結果として、科学者は今、大麻草に含まれる植物性カンナビノイドが脳卒中の事例において治療効果や保護効果をもう可能性を調査しています。THCと比較してCBDは精神活性性が欠如しており、また耐性があるため、有望な治療標的となります。研究者は、CBDが「虚血の前後に投与した際、どちらの場合も強力で長く続く神経保護効果を持つ」ことさえ発見しています。前臨床試験では、脳虚血後1日目または3日後からCBDを繰り返し用いた治療が、神経学的スコアや運動協調性を含む機能障害ならびに生存率を改善しました。
これまでのところ、これらの結果はヒトに対する臨床試験までか拡大されていませんが、いつか緊急医療室の医師が脳卒中患者の回復率を改善するためにCBDに注目する日が来るでしょう。
CBDと外傷性脳損傷
外傷性脳損傷(TBI)は、頭部に対する猛烈な打撃によって引き起こされる消耗性の症状です。

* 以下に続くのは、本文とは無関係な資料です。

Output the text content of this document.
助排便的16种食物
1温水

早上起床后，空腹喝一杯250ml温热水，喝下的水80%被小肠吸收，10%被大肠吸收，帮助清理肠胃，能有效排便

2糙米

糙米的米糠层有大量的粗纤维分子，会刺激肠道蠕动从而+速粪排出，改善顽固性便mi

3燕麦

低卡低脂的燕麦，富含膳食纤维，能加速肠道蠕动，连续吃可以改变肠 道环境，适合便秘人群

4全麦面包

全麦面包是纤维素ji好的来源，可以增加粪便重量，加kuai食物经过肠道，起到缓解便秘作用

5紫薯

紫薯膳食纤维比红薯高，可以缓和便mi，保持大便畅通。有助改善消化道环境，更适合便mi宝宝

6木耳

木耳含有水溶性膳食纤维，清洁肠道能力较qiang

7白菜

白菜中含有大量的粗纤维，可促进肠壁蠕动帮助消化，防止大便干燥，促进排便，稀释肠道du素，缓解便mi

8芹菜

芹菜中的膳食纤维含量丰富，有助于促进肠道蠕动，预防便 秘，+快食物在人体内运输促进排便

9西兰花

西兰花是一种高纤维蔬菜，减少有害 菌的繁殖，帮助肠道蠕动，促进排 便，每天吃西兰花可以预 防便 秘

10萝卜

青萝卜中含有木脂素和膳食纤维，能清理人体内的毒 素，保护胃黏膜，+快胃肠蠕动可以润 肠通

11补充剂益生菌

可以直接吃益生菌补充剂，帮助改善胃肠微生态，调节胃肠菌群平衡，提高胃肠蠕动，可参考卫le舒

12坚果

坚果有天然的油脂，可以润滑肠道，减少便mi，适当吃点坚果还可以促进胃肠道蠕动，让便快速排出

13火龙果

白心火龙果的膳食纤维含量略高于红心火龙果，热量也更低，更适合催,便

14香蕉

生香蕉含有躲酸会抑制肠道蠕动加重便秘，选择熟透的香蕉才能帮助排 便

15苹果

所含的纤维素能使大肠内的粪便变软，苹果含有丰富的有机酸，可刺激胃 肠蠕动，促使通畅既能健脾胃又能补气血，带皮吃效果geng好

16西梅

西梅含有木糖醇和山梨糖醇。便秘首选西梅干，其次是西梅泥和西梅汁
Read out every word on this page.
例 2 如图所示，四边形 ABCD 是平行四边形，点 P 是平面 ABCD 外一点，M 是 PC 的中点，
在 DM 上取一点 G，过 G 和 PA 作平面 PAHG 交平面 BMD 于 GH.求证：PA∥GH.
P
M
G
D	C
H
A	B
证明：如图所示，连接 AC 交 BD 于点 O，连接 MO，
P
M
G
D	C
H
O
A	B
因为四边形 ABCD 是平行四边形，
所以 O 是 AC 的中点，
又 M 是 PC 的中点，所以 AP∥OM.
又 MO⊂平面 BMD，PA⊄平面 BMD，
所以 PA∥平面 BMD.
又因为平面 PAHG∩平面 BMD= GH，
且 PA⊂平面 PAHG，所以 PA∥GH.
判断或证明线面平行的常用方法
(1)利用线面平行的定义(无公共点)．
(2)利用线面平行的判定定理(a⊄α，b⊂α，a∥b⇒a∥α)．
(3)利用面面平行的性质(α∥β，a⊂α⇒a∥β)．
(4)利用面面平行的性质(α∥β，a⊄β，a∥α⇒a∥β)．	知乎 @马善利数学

はじめに起こる激しい脳震盪といった影響があるほか、症状は長く続くことがあり、認知障害や行動障害、可動性の困難、言語障害、視力障害、ひどい頭痛、劇的な気分の変動などの症状があります。
アメリカだけでも、推定530万人がTBIに関連する症状とともに暮らしています。これはアルツハイマー病患者に匹敵する数です。カンナビノイドは抗炎症効果、抗酸化効果、神経保護効果を持つため、その他神経学的疾患とともに、TBIの治療薬としての可能性が研究されています。
ここでも科学者は神経保護的なエンドカンナビノイド、2-AG値の増加に気がついており、エンドカンナビノイドシステムはTBIに対する身体反応に深く関わっています。残念ながら常に十分な2-AGが生成されているわけではないので、その働きを補うために研究者はその代替薬を探し求めています。
エンドカンナビノイドシステムをサポートする一つの方法は、植物性カンナビノイドを供給することです。現在TBIとカンナビノイドに関する研究の大半がTHCに焦点を当てていましたが、ますます多くの医師がCBDに注目しています。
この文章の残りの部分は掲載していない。